Fix how model is sent to device to calculate smoothquant activation scales

andrea-fasoli · andrea-fasoli · commit fcd357cd9282 · 2024-12-05T21:40:50.000Z
Signed-off-by: Andrea Fasoli &lt;andrea.fasoli@ibm.com&gt;
diff --git a/fms_mo/quant/ptq.py b/fms_mo/quant/ptq.py
@@ -15,14 +15,15 @@
 """
 Post-Training Quantization (PTQ) functions
 
-Class StraightThrough, function _fold_bn, fold_bn_into_conv, reset_bn, and 
+Class StraightThrough, function _fold_bn, fold_bn_into_conv, reset_bn, and
 search_fold_and_remove_bn are modified from QDROP repo https://github.com/wimh966/QDrop
 
 
 """
 
 # Standard
 from functools import partial
+from typing import Optional
 import logging
 import math
 import random
@@ -2383,14 +2384,26 @@ def input_stats_hook(m, x, _y, name, act_scales):
 
 
 @torch.no_grad()
-def get_act_scales(model, dloader, qcfg):
-    """
-    To get max() of activations for linear layers on one device.
-    Model size will be limited by memory (GPU) or speed (cpu)
+def get_act_scales(
+    model,
+    dloader,
+    qcfg: dict,
+    device: Optional[str | torch.device] = None,
+):
+    """Compute smoothquant activation scales of quantized linear layers.
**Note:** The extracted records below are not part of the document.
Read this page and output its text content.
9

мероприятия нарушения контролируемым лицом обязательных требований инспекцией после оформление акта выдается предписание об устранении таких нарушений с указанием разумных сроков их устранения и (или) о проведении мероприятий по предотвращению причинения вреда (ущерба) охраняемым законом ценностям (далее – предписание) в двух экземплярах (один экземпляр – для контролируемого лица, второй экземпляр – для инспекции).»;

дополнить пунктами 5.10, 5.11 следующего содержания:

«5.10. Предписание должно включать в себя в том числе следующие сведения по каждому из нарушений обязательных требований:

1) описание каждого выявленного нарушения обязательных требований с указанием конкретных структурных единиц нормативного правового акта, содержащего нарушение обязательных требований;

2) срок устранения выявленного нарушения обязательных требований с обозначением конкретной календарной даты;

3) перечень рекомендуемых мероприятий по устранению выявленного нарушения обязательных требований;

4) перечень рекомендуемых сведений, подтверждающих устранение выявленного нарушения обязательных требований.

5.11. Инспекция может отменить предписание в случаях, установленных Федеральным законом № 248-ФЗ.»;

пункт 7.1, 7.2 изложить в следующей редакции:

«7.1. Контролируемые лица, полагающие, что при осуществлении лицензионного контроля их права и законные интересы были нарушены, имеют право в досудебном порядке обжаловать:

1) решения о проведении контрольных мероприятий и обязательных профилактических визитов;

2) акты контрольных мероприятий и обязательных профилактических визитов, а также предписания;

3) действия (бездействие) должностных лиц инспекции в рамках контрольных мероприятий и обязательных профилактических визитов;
+    Model and examples are moved to selected device, if provided.
     """
 
     model.eval()
-    model.cuda()
+
+    if device is None:
+        device = next(model.parameters()).device
+    else:
+        logger.info(
+            f"Moving model to {device} to compute smoothquant activation scales"
+        )
+        model.to(device)
+
     dev = next(model.parameters()).device
     act_scales = {}
     qcfg["sample_id"] = 0
@@ -2408,7 +2421,6 @@ def get_act_scales(model, dloader, qcfg):
 
     for data_mb, _ in zip(pbar, range(n_samples)):
         qcfg["sample_id"] += 1
-        # logger.info("Now for sample: ", qcfg["sample_id"] )
         data_mb = move_to(data_mb, dev)
         if (
             qcfg["nbits_bmm1"] < 32